Farmer irrigating vegetables in Mali ©Tingju Zhu/IFPRI

Delivering on more sustainable agriculture has never been more compelling than it is now in the face of the growing environmental crises. It is one thing to realize that we are facing a global problem that requires all hands to be on deck, and it is another thing to give the issue the honest attention that it needs. While Africa and some other Third World countries remain on the threshold of food insecurity, agro-industrial businesses are keener on exploiting the loopholes in the international instruments to their gain. In this vein, AEFJN decries the systematic and consistent efforts of agro-industrial corporations to arm-twist the development actors into subverting the finances that will help to ensure food security to their benefits. It is a situation that continually calls our ethical values into question and re-examination.

The smallholder farmers deliver on 80% of the food consumed worldwide. What that means is that the smallholder farmers form the most crucial sector in the food production effort, and thus constituting the cornerstone of food security globally.  In the same vein, the sector holds the salve to Africa’s rural economy, the job creation dreams for Africa’s growing and young population, the antidote to urban migration and the dangerous migration to foreign countries in search of the elusive greener pastures. To their credit, the smallholder farmers use methods of food production that are ecologically friendly and sustainable.

Furthermore, available data shows that most foods reach their consumers through regional markets and not through the so-called supermarket.  If all these are known to be the situation, why then is this sector, with the highest potential for ensuring global food security in the shortest possible time, the least supported by development actors. It is not surprising then that those who are feeding others are themselves hungry and deprived. With the average age of the smallholders on the increase and the young people in African rural communities migrating to the cities, Europe and America; Africa may be on the verge of a more severe food crisis.

On another note, there is also the mantra in several public spaces that ensuring food security for all is the result of political choice.  Until now that mantra has remained an impotent one in the smallholders’ farmers domain but very alive at seminars and political rallies. For effectiveness, that choice must reach out to smallholder farmers as the engine of African food security drive and ensure their support and development.  While we await the dawn of that hope, it is pertinent to underscore that some elements are constitutive parts of the desired outcome.  Some are listed below.

Before every other thing, there must be an intentional political choice to debunk the smallholder farmers’ narrative versus the modernization of agriculture. The modernization of agriculture has been tacitly and wrongly interpreted to mean moving out labor and bringing in capital. This logic strengthens the industrialization of agriculture and prevents smallholder farmers from getting adequate considerations in public policy spaces. As things are now, it is becoming increasingly difficult to defend the smallholder farmers in the policy spaces in the presence of the overbearing propaganda of the agro-industrialists. The collateral consequence of this logic is the inability of the smallholder farmers to access agricultural development finances due to impossible conditions set out to them termed right conditions. AEFJN believes that linking the smallholder farmers to the sources of funding and mechanizing their agriculture will give them the necessary leverage.
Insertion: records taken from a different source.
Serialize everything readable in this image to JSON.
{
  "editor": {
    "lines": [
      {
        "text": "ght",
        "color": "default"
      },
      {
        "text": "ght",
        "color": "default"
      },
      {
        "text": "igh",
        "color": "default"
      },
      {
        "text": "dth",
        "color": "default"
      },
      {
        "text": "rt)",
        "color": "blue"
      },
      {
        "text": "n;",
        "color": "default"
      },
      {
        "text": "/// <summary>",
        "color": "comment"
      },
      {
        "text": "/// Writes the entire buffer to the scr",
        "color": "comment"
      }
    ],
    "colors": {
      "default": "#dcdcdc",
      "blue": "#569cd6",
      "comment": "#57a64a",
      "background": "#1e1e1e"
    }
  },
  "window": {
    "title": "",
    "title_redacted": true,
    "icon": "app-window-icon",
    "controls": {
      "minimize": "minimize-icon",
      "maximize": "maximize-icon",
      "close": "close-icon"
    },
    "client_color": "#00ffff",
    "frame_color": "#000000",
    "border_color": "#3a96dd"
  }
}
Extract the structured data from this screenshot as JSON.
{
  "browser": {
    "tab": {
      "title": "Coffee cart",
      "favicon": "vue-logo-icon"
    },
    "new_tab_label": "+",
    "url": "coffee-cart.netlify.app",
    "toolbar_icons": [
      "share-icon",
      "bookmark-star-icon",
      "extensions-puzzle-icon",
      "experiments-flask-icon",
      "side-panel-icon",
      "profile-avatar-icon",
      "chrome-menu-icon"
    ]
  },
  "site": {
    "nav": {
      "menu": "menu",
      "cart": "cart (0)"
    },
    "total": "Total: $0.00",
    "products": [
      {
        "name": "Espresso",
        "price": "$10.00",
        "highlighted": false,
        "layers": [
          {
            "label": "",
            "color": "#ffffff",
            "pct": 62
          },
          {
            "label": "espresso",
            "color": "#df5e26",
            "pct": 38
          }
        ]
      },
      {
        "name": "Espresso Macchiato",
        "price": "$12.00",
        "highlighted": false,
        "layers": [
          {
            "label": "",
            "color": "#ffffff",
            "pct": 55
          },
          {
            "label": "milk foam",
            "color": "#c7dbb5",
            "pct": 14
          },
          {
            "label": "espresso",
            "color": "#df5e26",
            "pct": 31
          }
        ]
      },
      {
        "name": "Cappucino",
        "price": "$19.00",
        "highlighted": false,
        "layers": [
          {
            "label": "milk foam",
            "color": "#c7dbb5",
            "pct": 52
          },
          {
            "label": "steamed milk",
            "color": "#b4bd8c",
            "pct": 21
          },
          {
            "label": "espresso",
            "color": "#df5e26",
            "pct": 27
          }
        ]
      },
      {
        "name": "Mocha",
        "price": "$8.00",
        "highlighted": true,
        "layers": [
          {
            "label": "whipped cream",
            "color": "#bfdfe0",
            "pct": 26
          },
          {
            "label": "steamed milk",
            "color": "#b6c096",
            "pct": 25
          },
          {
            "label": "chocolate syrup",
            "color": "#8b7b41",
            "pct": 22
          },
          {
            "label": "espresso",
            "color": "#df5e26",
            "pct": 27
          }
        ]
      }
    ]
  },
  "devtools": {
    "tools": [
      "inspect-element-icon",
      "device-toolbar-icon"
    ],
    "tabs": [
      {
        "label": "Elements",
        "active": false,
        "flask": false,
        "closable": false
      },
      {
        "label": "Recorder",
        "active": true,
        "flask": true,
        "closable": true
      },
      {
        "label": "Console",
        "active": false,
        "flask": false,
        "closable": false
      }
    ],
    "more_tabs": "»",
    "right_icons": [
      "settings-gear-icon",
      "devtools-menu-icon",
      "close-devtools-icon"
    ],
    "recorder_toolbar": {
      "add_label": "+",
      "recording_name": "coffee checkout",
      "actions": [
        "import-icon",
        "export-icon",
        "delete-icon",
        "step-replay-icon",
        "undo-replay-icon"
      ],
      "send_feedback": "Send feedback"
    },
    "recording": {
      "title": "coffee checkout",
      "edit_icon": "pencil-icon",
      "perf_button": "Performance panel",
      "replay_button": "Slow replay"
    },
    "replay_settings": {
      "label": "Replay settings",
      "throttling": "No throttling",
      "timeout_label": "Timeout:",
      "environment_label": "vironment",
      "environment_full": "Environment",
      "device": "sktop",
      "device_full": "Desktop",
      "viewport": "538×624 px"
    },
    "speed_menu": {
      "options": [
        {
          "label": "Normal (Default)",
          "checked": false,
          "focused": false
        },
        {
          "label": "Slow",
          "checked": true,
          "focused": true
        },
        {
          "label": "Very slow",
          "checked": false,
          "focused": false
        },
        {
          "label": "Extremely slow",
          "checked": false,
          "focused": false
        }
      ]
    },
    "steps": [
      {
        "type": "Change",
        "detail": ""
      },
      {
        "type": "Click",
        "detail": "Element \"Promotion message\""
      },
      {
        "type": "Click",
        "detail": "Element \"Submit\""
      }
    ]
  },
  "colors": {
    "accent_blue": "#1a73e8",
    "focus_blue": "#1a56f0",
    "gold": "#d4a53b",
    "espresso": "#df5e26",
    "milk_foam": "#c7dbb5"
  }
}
Access to market and value chain development remain the bane and future of Africa’s smallholder farmers. The smallholder farmers need a market that will get rid of the middlemen who reap the fruit of their labors. They must be guided to think outside the box of subsistence agriculture and enter the arena of entrepreneurship. This innovation is the mindset needed to drive the smallholder farmers to success within the secure fortress of sustainability.

It is imperative to formulate national and international policies and programs following the food system and food culture approach. Following this approach, it is not difficult to see the real interest of agro-industrialists. The available evidence suggests that the smallholder farmers’ approach to food production is more climate-resilient. In other words, there is need to push for the integration between the food system/culture approach as the alternative to what is currently obtainable in the various Bilateral Investment treaties (BIT), African Union (AU), World Trade Organization (WTO) and the European Union (EU).

Finally, it has become critical to interrogate more closely the real interest of the agro-industrialists and to lay it bare for what it is. It is an inquisition that will surely unsettle the fragile ethical space of what makes governments prefer the investment of the agro-industries as opposed to the smallholder farmers, the common good and the ecosystem. The interrogation will refocus and empower the nebulous political choice for our common good and the survival of the earth – our common home. And now is the kairos moment!